Jon Stewart Talks Kanye West, Defends "Good Friend" Dave Chappelle From Antisemitism Claims

While on The Late Show with Stephen Colbert, former Daily Show host Jon Stewart discussed the recent talked of antisemitism in media.

Jon Stewart is standing by "good friend" Dave Chappelle. After Chappelle's controversial appearance on Saturday Night Live, the former Daily Show host visited The Late Show with Stephen Colbert to discuss the recent wave of antisemitism in media. One day after hosting SNL, Chappelle was criticized of "popularizing" antisemitic remarks.

“Everybody calls me like, ‘You see Dave on “SNL”?’ And I say yes, we’re very good friends. I always watch and send nice texts,” Stewart said on The Late Show. “‘He normalized antisemitism with the monologue.’ I don’t know if you’ve been on comment sections on most news articles, but it’s pretty normal. It’s incredibly normal. But the one thing I will say is I don’t believe that censorship and penalties are the way to end antisemitism or to gain understanding. I don’t believe in that. It’s the wrong way for us to approach it.”

Jon Stewart and Chappelle have been longtime friends and collaborators, both starring in 1998 stoner comedy Half Baked and Chappelle presenting Stewart with the coveted Mark Twain Prize for American Humor earlier this year.

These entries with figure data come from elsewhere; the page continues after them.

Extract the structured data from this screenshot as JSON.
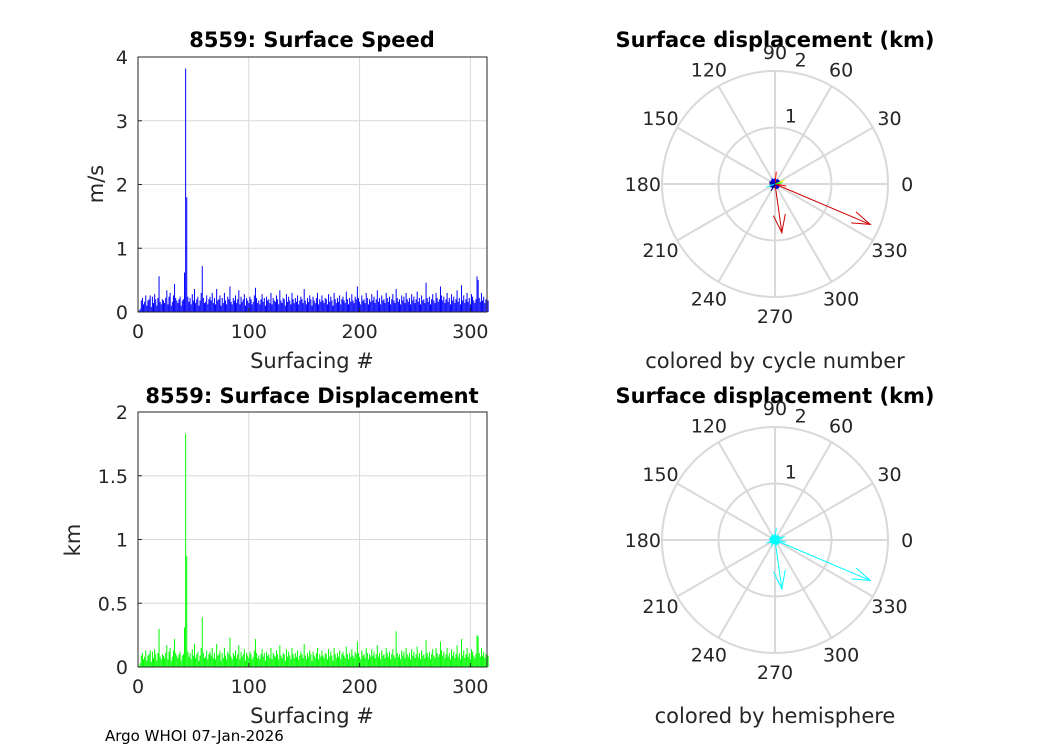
{
  "footer": "Argo WHOI 07-Jan-2026",
  "colors": {
    "speed": "#0000ff",
    "displacement": "#00ff00",
    "cyan": "#00ffff",
    "red": "#cc0000",
    "grid": "#d9d9d9"
  },
  "chart_data": [
    {
      "id": "speed",
      "type": "bar",
      "title": "8559: Surface Speed",
      "xlabel": "Surfacing #",
      "ylabel": "m/s",
      "xlim": [
        0,
        315
      ],
      "ylim": [
        0,
        4
      ],
      "xticks": [
        0,
        100,
        200,
        300
      ],
      "yticks": [
        0,
        1,
        2,
        3,
        4
      ],
      "ytick_labels": [
        "0",
        "1",
        "2",
        "3",
        "4"
      ],
      "grid": true,
      "series": [
        {
          "values": [
            0.02,
            0.05,
            0.18,
            0.22,
            0.12,
            0.16,
            0.26,
            0.1,
            0.18,
            0.2,
            0.26,
            0.08,
            0.24,
            0.14,
            0.28,
            0.2,
            0.1,
            0.22,
            0.56,
            0.16,
            0.12,
            0.2,
            0.18,
            0.14,
            0.22,
            0.34,
            0.12,
            0.24,
            0.3,
            0.1,
            0.16,
            0.26,
            0.44,
            0.22,
            0.18,
            0.14,
            0.2,
            0.24,
            0.1,
            0.18,
            0.2,
            0.62,
            3.82,
            1.8,
            0.24,
            0.16,
            0.22,
            0.12,
            0.28,
            0.18,
            0.36,
            0.14,
            0.2,
            0.24,
            0.1,
            0.18,
            0.3,
            0.72,
            0.22,
            0.14,
            0.16,
            0.26,
            0.12,
            0.2,
            0.24,
            0.18,
            0.3,
            0.14,
            0.22,
            0.12,
            0.36,
            0.18,
            0.2,
            0.26,
            0.1,
            0.22,
            0.14,
            0.3,
            0.18,
            0.12,
            0.24,
            0.2,
            0.4,
            0.16,
            0.12,
            0.22,
            0.18,
            0.26,
            0.14,
            0.2,
            0.34,
            0.12,
            0.24,
            0.16,
            0.2,
            0.28,
            0.1,
            0.22,
            0.18,
            0.14,
            0.24,
            0.2,
            0.12,
            0.16,
            0.26,
            0.38,
            0.22,
            0.14,
            0.18,
            0.12,
            0.2,
            0.28,
            0.16,
            0.22,
            0.1,
            0.24,
            0.18,
            0.2,
            0.14,
            0.3,
            0.12,
            0.22,
            0.18,
            0.16,
            0.26,
            0.2,
            0.12,
            0.34,
            0.18,
            0.14,
            0.22,
            0.2,
            0.1,
            0.28,
            0.16,
            0.24,
            0.18,
            0.12,
            0.3,
            0.2,
            0.14,
            0.22,
            0.16,
            0.26,
            0.12,
            0.18,
            0.24,
            0.2,
            0.14,
            0.36,
            0.18,
            0.12,
            0.22,
            0.16,
            0.26,
            0.2,
            0.1,
            0.24,
            0.18,
            0.14,
            0.22,
            0.3,
            0.12,
            0.2,
            0.16,
            0.26,
            0.18,
            0.14,
            0.22,
            0.2,
            0.12,
            0.28,
            0.16,
            0.24,
            0.18,
            0.1,
            0.3,
            0.2,
            0.14,
            0.22,
            0.16,
            0.26,
            0.12,
            0.2,
            0.24,
            0.18,
            0.14,
            0.32,
            0.2,
            0.12,
            0.22,
            0.16,
            0.28,
            0.18,
            0.14,
            0.24,
            0.2,
            0.4,
            0.22,
            0.16,
            0.12,
            0.26,
            0.18,
            0.2,
            0.14,
            0.3,
            0.22,
            0.12,
            0.2,
            0.16,
            0.28,
            0.18,
            0.24,
            0.14,
            0.2,
            0.34,
            0.16,
            0.22,
            0.12,
            0.26,
            0.18,
            0.2,
            0.14,
            0.3,
            0.22,
            0.16,
            0.24,
            0.12,
            0.2,
            0.28,
            0.18,
            0.14,
            0.36,
            0.22,
            0.16,
            0.2,
            0.12,
            0.26,
            0.18,
            0.24,
            0.14,
            0.3,
            0.2,
            0.16,
            0.22,
            0.12,
            0.28,
            0.18,
            0.24,
            0.14,
            0.2,
            0.32,
            0.16,
            0.22,
            0.12,
            0.26,
            0.18,
            0.2,
            0.14,
            0.46,
            0.22,
            0.16,
            0.24,
            0.12,
            0.2,
            0.28,
            0.18,
            0.14,
            0.3,
            0.22,
            0.16,
            0.2,
            0.4,
            0.26,
            0.18,
            0.24,
            0.14,
            0.2,
            0.3,
            0.16,
            0.22,
            0.12,
            0.28,
            0.18,
            0.24,
            0.14,
            0.2,
            0.34,
            0.16,
            0.22,
            0.12,
            0.42,
            0.18,
            0.26,
            0.14,
            0.2,
            0.3,
            0.16,
            0.22,
            0.12,
            0.28,
            0.24,
            0.18,
            0.14,
            0.2,
            0.56,
            0.5,
            0.22,
            0.16,
            0.3,
            0.18,
            0.24,
            0.14,
            0.2,
            0.26,
            0.18
          ]
        }
      ]
    },
    {
      "id": "displacement",
      "type": "bar",
      "title": "8559: Surface Displacement",
      "xlabel": "Surfacing #",
      "ylabel": "km",
      "xlim": [
        0,
        315
      ],
      "ylim": [
        0,
        2
      ],
      "xticks": [
        0,
        100,
        200,
        300
      ],
      "yticks": [
        0,
        0.5,
        1,
        1.5,
        2
      ],
      "ytick_labels": [
        "0",
        "0.5",
        "1",
        "1.5",
        "2"
      ],
      "grid": true,
      "series": [
        {
          "values": [
            0.01,
            0.03,
            0.09,
            0.11,
            0.06,
            0.08,
            0.13,
            0.05,
            0.09,
            0.1,
            0.13,
            0.04,
            0.12,
            0.07,
            0.14,
            0.1,
            0.05,
            0.11,
            0.3,
            0.08,
            0.06,
            0.1,
            0.09,
            0.07,
            0.11,
            0.17,
            0.06,
            0.12,
            0.15,
            0.05,
            0.08,
            0.13,
            0.22,
            0.11,
            0.09,
            0.07,
            0.1,
            0.12,
            0.05,
            0.09,
            0.1,
            0.31,
            1.83,
            0.87,
            0.12,
            0.08,
            0.11,
            0.06,
            0.14,
            0.09,
            0.18,
            0.07,
            0.1,
            0.12,
            0.05,
            0.09,
            0.15,
            0.39,
            0.11,
            0.07,
            0.08,
            0.13,
            0.06,
            0.1,
            0.12,
            0.09,
            0.15,
            0.07,
            0.11,
            0.06,
            0.18,
            0.09,
            0.1,
            0.13,
            0.05,
            0.11,
            0.07,
            0.15,
            0.09,
            0.06,
            0.12,
            0.1,
            0.23,
            0.08,
            0.06,
            0.11,
            0.09,
            0.13,
            0.07,
            0.1,
            0.17,
            0.06,
            0.12,
            0.08,
            0.1,
            0.14,
            0.05,
            0.11,
            0.09,
            0.07,
            0.12,
            0.1,
            0.06,
            0.08,
            0.13,
            0.22,
            0.11,
            0.07,
            0.09,
            0.06,
            0.1,
            0.14,
            0.08,
            0.11,
            0.05,
            0.12,
            0.09,
            0.1,
            0.07,
            0.15,
            0.06,
            0.11,
            0.09,
            0.08,
            0.13,
            0.1,
            0.06,
            0.17,
            0.09,
            0.07,
            0.11,
            0.1,
            0.05,
            0.14,
            0.08,
            0.12,
            0.09,
            0.06,
            0.15,
            0.1,
            0.07,
            0.11,
            0.08,
            0.13,
            0.06,
            0.09,
            0.12,
            0.1,
            0.07,
            0.18,
            0.09,
            0.06,
            0.11,
            0.08,
            0.13,
            0.1,
            0.05,
            0.12,
            0.09,
            0.07,
            0.11,
            0.15,
            0.06,
            0.1,
            0.08,
            0.13,
            0.09,
            0.07,
            0.11,
            0.1,
            0.06,
            0.14,
            0.08,
            0.12,
            0.09,
            0.05,
            0.15,
            0.1,
            0.07,
            0.11,
            0.08,
            0.13,
            0.06,
            0.1,
            0.12,
            0.09,
            0.07,
            0.16,
            0.1,
            0.06,
            0.11,
            0.08,
            0.14,
            0.09,
            0.07,
            0.12,
            0.1,
            0.2,
            0.11,
            0.08,
            0.06,
            0.13,
            0.09,
            0.1,
            0.07,
            0.15,
            0.11,
            0.06,
            0.1,
            0.08,
            0.14,
            0.09,
            0.12,
            0.07,
            0.1,
            0.17,
            0.08,
            0.11,
            0.06,
            0.13,
            0.09,
            0.1,
            0.07,
            0.15,
            0.11,
            0.08,
            0.12,
            0.06,
            0.1,
            0.14,
            0.09,
            0.07,
            0.28,
            0.11,
            0.08,
            0.1,
            0.06,
            0.13,
            0.09,
            0.12,
            0.07,
            0.15,
            0.1,
            0.08,
            0.11,
            0.06,
            0.14,
            0.09,
            0.12,
            0.07,
            0.1,
            0.16,
            0.08,
            0.11,
            0.06,
            0.13,
            0.09,
            0.1,
            0.07,
            0.21,
            0.11,
            0.08,
            0.12,
            0.06,
            0.1,
            0.14,
            0.09,
            0.07,
            0.15,
            0.11,
            0.08,
            0.1,
            0.2,
            0.13,
            0.09,
            0.12,
            0.07,
            0.1,
            0.15,
            0.08,
            0.11,
            0.06,
            0.14,
            0.09,
            0.12,
            0.07,
            0.1,
            0.17,
            0.08,
            0.11,
            0.06,
            0.22,
            0.09,
            0.13,
            0.07,
            0.1,
            0.15,
            0.08,
            0.11,
            0.06,
            0.14,
            0.12,
            0.09,
            0.07,
            0.1,
            0.25,
            0.24,
            0.11,
            0.08,
            0.15,
            0.09,
            0.12,
            0.07,
            0.1,
            0.13,
            0.09
          ]
        }
      ]
    },
    {
      "id": "polar-cycle",
      "type": "scatter",
      "title": "Surface displacement (km)",
      "subtitle": "colored by cycle number",
      "rlim": [
        0,
        2
      ],
      "rticks": [
        1,
        2
      ],
      "angle_ticks": [
        0,
        30,
        60,
        90,
        120,
        150,
        180,
        210,
        240,
        270,
        300,
        330
      ],
      "arrows": [
        {
          "angle": 337,
          "r": 1.83,
          "color": "#cc0000"
        },
        {
          "angle": 278,
          "r": 0.87,
          "color": "#cc0000"
        },
        {
          "angle": 84,
          "r": 0.22,
          "color": "#ff0000"
        },
        {
          "angle": 20,
          "r": 0.18,
          "color": "#ffff00"
        },
        {
          "angle": 350,
          "r": 0.2,
          "color": "#ff0000"
        },
        {
          "angle": 200,
          "r": 0.16,
          "color": "#00ffff"
        },
        {
          "angle": 120,
          "r": 0.12,
          "color": "#0000ff"
        },
        {
          "angle": 240,
          "r": 0.14,
          "color": "#000080"
        },
        {
          "angle": 300,
          "r": 0.1,
          "color": "#0000ff"
        },
        {
          "angle": 160,
          "r": 0.11,
          "color": "#000080"
        },
        {
          "angle": 45,
          "r": 0.1,
          "color": "#0000cd"
        },
        {
          "angle": 10,
          "r": 0.13,
          "color": "#00ff00"
        }
      ],
      "cluster_r": 0.1,
      "cluster_colors": [
        "#00008b",
        "#0000ff",
        "#0000cd",
        "#1e3a8a",
        "#000080"
      ]
    },
    {
      "id": "polar-hemisphere",
      "type": "scatter",
      "title": "Surface displacement (km)",
      "subtitle": "colored by hemisphere",
      "rlim": [
        0,
        2
      ],
      "rticks": [
        1,
        2
      ],
      "angle_ticks": [
        0,
        30,
        60,
        90,
        120,
        150,
        180,
        210,
        240,
        270,
        300,
        330
      ],
      "arrows": [
        {
          "angle": 337,
          "r": 1.83,
          "color": "#00ffff"
        },
        {
          "angle": 278,
          "r": 0.87,
          "color": "#00ffff"
        },
        {
          "angle": 84,
          "r": 0.22,
          "color": "#00ffff"
        },
        {
          "angle": 20,
          "r": 0.18,
          "color": "#00ffff"
        },
        {
          "angle": 350,
          "r": 0.2,
          "color": "#00ffff"
        },
        {
          "angle": 200,
          "r": 0.16,
          "color": "#00ffff"
        },
        {
          "angle": 120,
          "r": 0.12,
          "color": "#00ffff"
        },
        {
          "angle": 240,
          "r": 0.14,
          "color": "#00ffff"
        },
        {
          "angle": 300,
          "r": 0.1,
          "color": "#00ffff"
        },
        {
          "angle": 160,
          "r": 0.11,
          "color": "#00ffff"
        },
        {
          "angle": 45,
          "r": 0.1,
          "color": "#00ffff"
        },
        {
          "angle": 10,
          "r": 0.13,
          "color": "#00ffff"
        }
      ],
      "cluster_r": 0.1,
      "cluster_colors": [
        "#00ffff"
      ]
    }
  ]
}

“Dave said something in the SNL monologue that I thought was constructive, which he says, ‘It shouldn’t be this hard to talk about things,'” Stewart continued. “I’m called antisemitic because I’m against Israel’s treatment of Palestinians. I’m called other things from other people based on other opinions that I have, but those shut down debate… Whether it be comedy or discussion or anything else, if we don’t have the wherewithal to meet each other with what’s reality then how do we move forward? If we all just shut it down, then we retreat to our little corners of misinformation and it metastasizes. The whole point of all this is to not let it metastasize and to get it out in the air and talk about it.”

Also in the discussion, Stewart referenced Brooklyn Nets player Kyrie Irving, who currently faces a team suspension after sharing 2018 documentary Hebrews to Negroes: Wake Up Black America on social media.

“This is a grown ass man. The idea that you would say to him, ‘We’re going to put you in a timeout. You have to sit in the corner and stare at the wall until you no longer believe that the Jews control the international banking system’… We will never gain any kind of understanding with each other,” Stewart said. “Penalizing somebody for having a thought — I don’t think is the way to change their minds or gain understanding.”

Also during his appearance, Stewart brought up the artist formerly known as Kanye West, also defending him from censorship.

“Something Kanye said on his tour — he got interviewed by five different people because the media model is arson and conflict — he said, ‘Hurt people hurt people,'” Stewart said. “I’m afraid that the general tenor of conversation that this country has is ‘Cover it up, bury it, put it to the outskirts and don’t deal with it.’ Look at it from a Black perspective. It’s a culture that feels that its wealth has been extracted by different groups… That’s the feeling in that community, and if you don’t understand where it’s coming from then you can’t deal with it.”